Of course, that was before the print media started to crash, and back then the program was very newspaper-centric. I got plenty of questionable advice, such as when I was told even though I’d already completed internships at a national magazine, a web start up and a TV show, an unpaid internship “at a good daily” would really help me out. Another favorite moment was in my feature writing class. The purpose of the class was essentially to learn to write magazine-style features, and one assignment even included writing a feature, which we were to pitch to a relevant magazine. Obviously I wrote about snowboarding and it got published with little effort, much to the amazement of my professor. But that wasn’t the good part. No, the best was when we were sharing our ideas in class and one girl excitedly announced she planned to write a feature for Maxim. “You should,” I said, “they pay over $1 a word.” The professor literally responded, “Every word! Even ‘and’ and ‘the’?” But I digress.
Recently I got an email from a student in an English grad program looking for information on new media. Obviously, colleges haven’t quite figured out how to teach the ever-changing topic yet, but luckily, the beauty of new media is there’s tons of information out there and people like me in the field can share our opinions via the WWW. Needless to say, many of the things I’ve learned about writing and editing were not taught in college, but there are a few fundamental lessons that I can honestly thank my journalism education for.
1. Press Law. This was by far the best class I took (even though the professor was an asshole who actually threatened to fail me before the semester even started.) Being armed with the knowledge of my legal rights, and what someone can actually sue over, has made me more confident and a better writer over all. This knowledge will also probably prevent from getting sued, which is nice.
2. The difference between that and which. That implies the following statement is necessary and which, followed by a comma, means the statement following is optional and won’t change the meaning if omitted.
3. Ethics.

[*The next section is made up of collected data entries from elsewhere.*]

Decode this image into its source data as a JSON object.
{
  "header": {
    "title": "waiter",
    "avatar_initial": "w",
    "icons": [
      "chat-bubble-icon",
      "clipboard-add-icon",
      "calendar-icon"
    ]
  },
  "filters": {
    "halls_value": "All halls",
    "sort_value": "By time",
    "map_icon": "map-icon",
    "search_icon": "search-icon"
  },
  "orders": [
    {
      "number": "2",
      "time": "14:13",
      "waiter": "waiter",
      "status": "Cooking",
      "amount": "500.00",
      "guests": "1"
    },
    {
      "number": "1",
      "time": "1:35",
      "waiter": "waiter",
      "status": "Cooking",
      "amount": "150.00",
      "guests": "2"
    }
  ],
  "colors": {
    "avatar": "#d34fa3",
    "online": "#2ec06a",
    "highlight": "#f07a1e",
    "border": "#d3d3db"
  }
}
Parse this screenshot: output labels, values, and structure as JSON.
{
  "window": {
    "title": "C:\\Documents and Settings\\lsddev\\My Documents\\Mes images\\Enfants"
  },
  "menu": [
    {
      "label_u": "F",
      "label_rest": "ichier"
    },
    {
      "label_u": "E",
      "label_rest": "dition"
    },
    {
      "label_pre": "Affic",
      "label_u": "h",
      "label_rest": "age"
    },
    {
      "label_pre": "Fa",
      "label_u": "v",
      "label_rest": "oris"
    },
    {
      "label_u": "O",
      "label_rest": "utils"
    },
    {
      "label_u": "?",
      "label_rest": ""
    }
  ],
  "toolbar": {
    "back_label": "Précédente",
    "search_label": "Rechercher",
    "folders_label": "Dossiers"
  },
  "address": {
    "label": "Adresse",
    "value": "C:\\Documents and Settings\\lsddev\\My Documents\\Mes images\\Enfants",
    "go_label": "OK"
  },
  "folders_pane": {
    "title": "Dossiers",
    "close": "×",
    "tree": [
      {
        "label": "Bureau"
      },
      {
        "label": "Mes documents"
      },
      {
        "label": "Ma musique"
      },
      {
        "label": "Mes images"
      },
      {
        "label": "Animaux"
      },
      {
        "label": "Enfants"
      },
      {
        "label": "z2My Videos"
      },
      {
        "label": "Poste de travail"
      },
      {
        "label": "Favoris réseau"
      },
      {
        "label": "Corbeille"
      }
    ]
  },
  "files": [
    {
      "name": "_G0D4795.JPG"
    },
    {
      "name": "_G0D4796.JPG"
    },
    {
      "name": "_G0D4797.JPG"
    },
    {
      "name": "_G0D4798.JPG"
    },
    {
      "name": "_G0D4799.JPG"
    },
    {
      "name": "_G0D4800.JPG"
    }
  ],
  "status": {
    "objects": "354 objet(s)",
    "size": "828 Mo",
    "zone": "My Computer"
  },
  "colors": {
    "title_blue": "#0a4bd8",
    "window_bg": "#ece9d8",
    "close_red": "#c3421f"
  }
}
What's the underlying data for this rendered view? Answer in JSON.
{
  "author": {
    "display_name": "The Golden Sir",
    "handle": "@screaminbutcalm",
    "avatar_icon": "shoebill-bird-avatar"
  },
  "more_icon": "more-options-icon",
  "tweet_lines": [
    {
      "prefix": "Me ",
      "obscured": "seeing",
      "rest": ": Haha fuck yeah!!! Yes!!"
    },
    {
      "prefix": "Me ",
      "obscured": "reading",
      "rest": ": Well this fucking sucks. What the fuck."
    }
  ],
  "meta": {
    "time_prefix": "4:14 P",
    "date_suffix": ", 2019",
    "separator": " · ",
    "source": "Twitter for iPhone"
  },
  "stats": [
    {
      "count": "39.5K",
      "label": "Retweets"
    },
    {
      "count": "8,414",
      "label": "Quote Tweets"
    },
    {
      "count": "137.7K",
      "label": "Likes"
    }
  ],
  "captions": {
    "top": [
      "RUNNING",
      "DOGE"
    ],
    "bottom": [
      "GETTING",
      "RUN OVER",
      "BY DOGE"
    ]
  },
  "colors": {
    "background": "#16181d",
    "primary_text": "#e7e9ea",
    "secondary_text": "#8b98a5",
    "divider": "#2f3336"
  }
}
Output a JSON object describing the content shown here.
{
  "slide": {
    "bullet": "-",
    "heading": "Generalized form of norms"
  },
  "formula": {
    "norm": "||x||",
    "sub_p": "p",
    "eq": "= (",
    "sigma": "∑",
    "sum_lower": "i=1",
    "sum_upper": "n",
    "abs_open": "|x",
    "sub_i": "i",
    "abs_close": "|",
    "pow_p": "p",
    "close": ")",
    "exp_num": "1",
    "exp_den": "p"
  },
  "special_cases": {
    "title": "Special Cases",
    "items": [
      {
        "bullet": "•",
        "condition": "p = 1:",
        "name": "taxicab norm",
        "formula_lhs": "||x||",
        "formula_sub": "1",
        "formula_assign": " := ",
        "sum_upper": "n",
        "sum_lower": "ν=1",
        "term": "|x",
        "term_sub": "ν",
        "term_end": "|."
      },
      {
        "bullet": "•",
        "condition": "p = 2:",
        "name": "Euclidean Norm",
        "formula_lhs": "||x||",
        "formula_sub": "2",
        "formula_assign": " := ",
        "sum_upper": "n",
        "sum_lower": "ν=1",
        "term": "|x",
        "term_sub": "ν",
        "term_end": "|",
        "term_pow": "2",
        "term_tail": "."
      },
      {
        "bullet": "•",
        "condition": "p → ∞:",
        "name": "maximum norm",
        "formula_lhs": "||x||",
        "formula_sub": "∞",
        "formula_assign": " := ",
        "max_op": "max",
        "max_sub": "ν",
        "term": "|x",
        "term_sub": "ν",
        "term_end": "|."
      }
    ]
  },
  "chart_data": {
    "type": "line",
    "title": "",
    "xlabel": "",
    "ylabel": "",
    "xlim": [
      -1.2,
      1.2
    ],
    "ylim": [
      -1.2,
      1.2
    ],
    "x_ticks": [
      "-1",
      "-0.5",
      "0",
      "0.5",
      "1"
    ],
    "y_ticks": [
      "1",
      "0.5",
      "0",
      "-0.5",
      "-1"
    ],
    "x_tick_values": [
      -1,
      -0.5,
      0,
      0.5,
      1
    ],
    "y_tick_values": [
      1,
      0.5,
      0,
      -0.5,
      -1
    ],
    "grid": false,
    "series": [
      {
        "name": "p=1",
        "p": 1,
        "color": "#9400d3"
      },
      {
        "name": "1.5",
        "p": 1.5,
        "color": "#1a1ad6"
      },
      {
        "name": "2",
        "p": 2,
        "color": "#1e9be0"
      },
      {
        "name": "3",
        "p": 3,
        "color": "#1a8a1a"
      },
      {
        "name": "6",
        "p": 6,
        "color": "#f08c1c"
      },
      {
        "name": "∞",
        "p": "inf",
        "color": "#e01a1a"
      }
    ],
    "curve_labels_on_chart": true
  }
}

It seems like ethics should be sort of automatic, taught by your parents and from kindergarten, but in the media, there are lots of things you’d never even think about if not brought up. Savethemedia.com has a great article on implementing these ethics into the new world of social media, which is definitely worth a read, but the semester I spent discussing these issues with a group of peers was definitely helpful in defining my own ethical code.
4. How to write a good story. The main difference I notice between the writing of people who went to college and those who didn’t is the “video camera full of words” story technique (a perfect description I owe entirely to Colin Whtye.) Those without official education often use this “and then, and then” technique. It wasn’t until I went to college that I learned how to really assemble a story to make it interesting.
5. Nerdy grammar stuff. Either they didn’t teach this at all in high school or I wasn’t paying attention, but I learned lots of useful things in editing class, such proper use of punctuation, etc.
I am sure there are many, many other things I learned how to do in Journalism school that I don’t even realize. College in general taught me well how to deal with bureaucracy and cut through red tape, and in writing this I am definitely not saying you can read blogs and save 80 grand. My point is more that college is super valuable to the field of journalism as a whole, no matter how out of touch the professors may seem at times. The fundamentals a good college education will give you are very important. So what I am saying it these are just a few of the things that if the profession of media continues on the downward spiral it’s on, I can see us losing because no one will bother going to J school (and obviously, some of them matter more than others.)